🤖 AI Summary
Existing feedforward 3D reconstruction methods struggle to balance efficiency and quality under sparse-view conditions, and incorporating generative priors often compromises inference speed. This work proposes a purely feedforward iterative refinement framework that progressively enhances a 3D Gaussian splatting representation through a small number of forward residual updates. Generative priors distilled from a frozen diffusion model are injected in the form of per-Gaussian cues, eliminating the need for test-time optimization or camera pose estimation. By moving beyond the limitations of single-pass prediction, the method achieves up to a 2.1 dB PSNR improvement on benchmarks including DL3DV, RealEstate10K, and DTU, while maintaining sub-second inference times.
📝 Abstract
Feed-forward 3D reconstruction offers substantial runtime advantages over per-scene optimization, which remains slow at inference and often fragile under sparse views. However, existing feed-forward methods still have potential for further performance gains, especially for out-of-domain data, and struggle to retain second-level inference time once a generative prior is introduced. These limitations stem from the one-shot prediction paradigm in existing feed-forward pipeline: models are strictly bounded by capacity, lack inference-time refinement, and are ill-suited for continuously injecting generative priors. We introduce GIFSplat, a purely feed-forward iterative refinement framework for 3D Gaussian Splatting from sparse unposed views. A small number of forward-only residual updates progressively refine current 3D scene using rendering evidence, achieve favorable balance between efficiency and quality.

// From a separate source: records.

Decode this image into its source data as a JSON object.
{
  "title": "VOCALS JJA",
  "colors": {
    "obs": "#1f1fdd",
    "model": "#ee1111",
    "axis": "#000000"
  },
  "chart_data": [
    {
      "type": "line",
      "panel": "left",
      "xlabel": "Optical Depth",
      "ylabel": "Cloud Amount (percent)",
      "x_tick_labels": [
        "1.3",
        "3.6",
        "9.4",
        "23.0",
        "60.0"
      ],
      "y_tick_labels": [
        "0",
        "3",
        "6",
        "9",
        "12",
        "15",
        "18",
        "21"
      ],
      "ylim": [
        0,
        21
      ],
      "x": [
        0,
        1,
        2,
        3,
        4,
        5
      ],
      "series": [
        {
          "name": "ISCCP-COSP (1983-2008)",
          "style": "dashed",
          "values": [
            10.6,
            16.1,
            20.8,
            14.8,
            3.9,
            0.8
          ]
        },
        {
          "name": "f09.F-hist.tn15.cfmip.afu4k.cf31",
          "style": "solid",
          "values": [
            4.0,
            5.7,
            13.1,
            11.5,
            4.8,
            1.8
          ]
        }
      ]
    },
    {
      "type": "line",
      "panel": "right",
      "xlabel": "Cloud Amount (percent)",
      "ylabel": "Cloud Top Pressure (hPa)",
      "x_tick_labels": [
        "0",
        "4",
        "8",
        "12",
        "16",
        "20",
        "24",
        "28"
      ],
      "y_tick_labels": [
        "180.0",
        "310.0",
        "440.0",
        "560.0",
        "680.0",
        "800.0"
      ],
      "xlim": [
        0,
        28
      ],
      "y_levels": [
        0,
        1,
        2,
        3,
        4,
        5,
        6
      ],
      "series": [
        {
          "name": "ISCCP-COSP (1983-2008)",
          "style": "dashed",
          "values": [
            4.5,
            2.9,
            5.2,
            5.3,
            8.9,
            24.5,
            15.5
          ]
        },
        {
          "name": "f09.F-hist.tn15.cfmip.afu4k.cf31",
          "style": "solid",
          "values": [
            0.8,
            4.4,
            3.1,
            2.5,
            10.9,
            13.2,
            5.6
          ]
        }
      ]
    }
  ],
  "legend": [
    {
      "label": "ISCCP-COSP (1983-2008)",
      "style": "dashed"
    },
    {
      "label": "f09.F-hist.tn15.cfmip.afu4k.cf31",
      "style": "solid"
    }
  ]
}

Furthermore, we distill a frozen diffusion prior into Gaussian-level cues from enhanced novel renderings without gradient backpropagation or ever-increasing view-set expansion, thereby enabling per-scene adaptation with generative prior while preserving feed-forward efficiency. Across DL3DV, RealEstate10K, and DTU, GIFSplat consistently outperforms state-of-the-art feed-forward baselines, improving PSNR by up to +2.1 dB, and it maintains second-scale inference time without requiring camera poses or any test-time gradient optimization.